(Crossposted from MidWittgenstein (as part of my lame resolution to write more this year))
This is a post about what I see as a bit of a confusion in some Decision Theory arguments. It touches on FDT criticisms of CDT/EDT so I wanted to post here in case I've misunderstood something about FDT and can get some pushback from people more familiar. Edited slightly, but the tone/style is probably not very LessWrong-y though so apologies
I think there’s a lot of cross-talk and confusion around how different decision theories approach a class of decision problems, specifically in the criticisms FDT proponents have of more established theories. I want to briefly go through why I think these disagreements come from some muddy abstractions (namely, treating agents in a decision problem as one homogenous/continuous agent rather than multiple distinct agents at different timesteps). I think spelling this out explicitly shows why FDT is a bit confused in its criticisms of more “standard” recommendations, and moreover why the evidence in favour of it (outperforming on certain problems) ends up actually being a kind of circular argument.
I’m going to mostly focus on FDT vs EDT here, because I think the misunderstanding FDT has is pretty much the same when compared to either EDT or CDT, and I personally like EDT more. The rough TL;DR of what I want to say is:
Part 1: The First Part
It’s an overwhelmingly natural intuition to think of future and past (and counterfactual) versions of you as “you” in a very fundamental sense. It’s a whole other can of worms as to why, but it feels pretty hard-coded into us that the person who e.g. is standing on the stage tomorrow in Newcomb’s problem is the exact same agent as you. This is a very useful abstraction that works so well partly because other versions of you are so well aligned with you, and so similar to you. But from a bottom-up perspective they’re distinct agents - they tend to work pretty well together, but there’s no a priori reason why they should judge the same choices in the same way, or even have the same preferences/utility functions. There are toy models where they clearly don’t e.g. if you for some reason only ever care about immediate reward at any timestep.
It’s a distinction that’s usually so inconsequential as to be pretty ignorable (unless you’re trying to rationalise your procrastination), but a lot of the thornier decision problems that split people into camps are - I think - largely deriving their forcefulness from this distinction being so swept under the rug. Loosely speaking, the problems work by driving a wedge between what’s good for some agents in the set-up and what’s good for others, and by applying this fuzzy abstraction we lose track of this and see what looks like a single agent doing sub-optimally for themselves, rather than mis-aligned agents not perfectly co-operating.

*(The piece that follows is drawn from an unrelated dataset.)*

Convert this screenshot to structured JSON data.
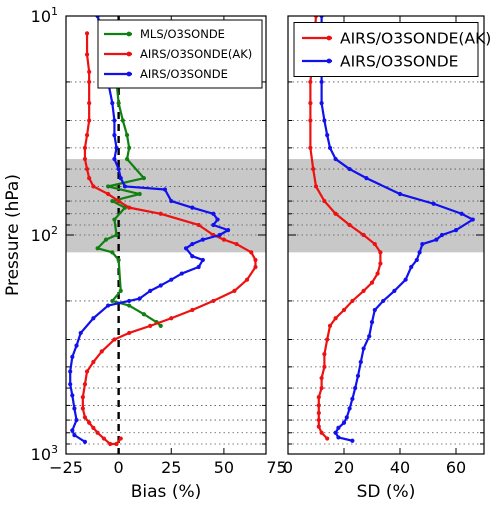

To spell it out, let’s consider two flavours of a fun thought experiment:
Single-agent Counterfactual coin-toss
You’re offered a fair coin toss on which you would win $2 on Heads if and only if it’s predicted (by a virtually omniscient predictor etc.) that you would pay $1 on Tails. You agree to the game and the coin lands Tails - what do you do?
I think this thought experiment is one of the cleanest separator of the intuitions of various decision theories - CDT obviously refuses to pay, reasoning that it causes them to win $1. EDT agrees with the answer but reasons differently: conditioned on all information they have - including the fact that the coin is already definitely Tails - their expected value is greater if they don’t pay, so they don’t. FDT - as I understand it - pays however, since the ex-ante EV of your decision algorithm is higher if it pays on Tails (it expects to win $0.5 on average, whereas EDT and CDT both know they’ll get nothing on Heads because they know they won’t pay on Tails). This ability to “cooperate” with counterfactual versions of you is a large part of why people like FDT, while the fact that you feel like you’re “locally” giving up free money on certain branches when you know that’s the branch you’re on feels equally weird to others. I think the key to understanding what’s going on here is that the abstraction mentioned above - treating all of these branches as containing the same agent - is muddying the water.
Consider the much less interesting version of this problem:
Multi-agent Counterfactual coin-toss
Alice gets offered the coin toss, and Bob will get paid $2 on heads iff it’s predicted that Clare will pay $1 on Tails. Assume also that:
Alice cares equally about Bob and Clare, whereas Bob and Clare care only about themselves
What do the various agents think in this case? Alice thinks that this is a pretty good deal and wants Clare to pay on Tails, since it raises the EV across the set of people she cares about. Bob obviously thinks the deal is fantastic and that Clare should pay. Clare, however, understandably feels a bit screwed over and not inclined to play ball. If she cared about Bob’s ex-ante expected value from the coin-toss (i.e. she had the same preferences as Alice), she would pay, but she doesn’t, so she doesn’t.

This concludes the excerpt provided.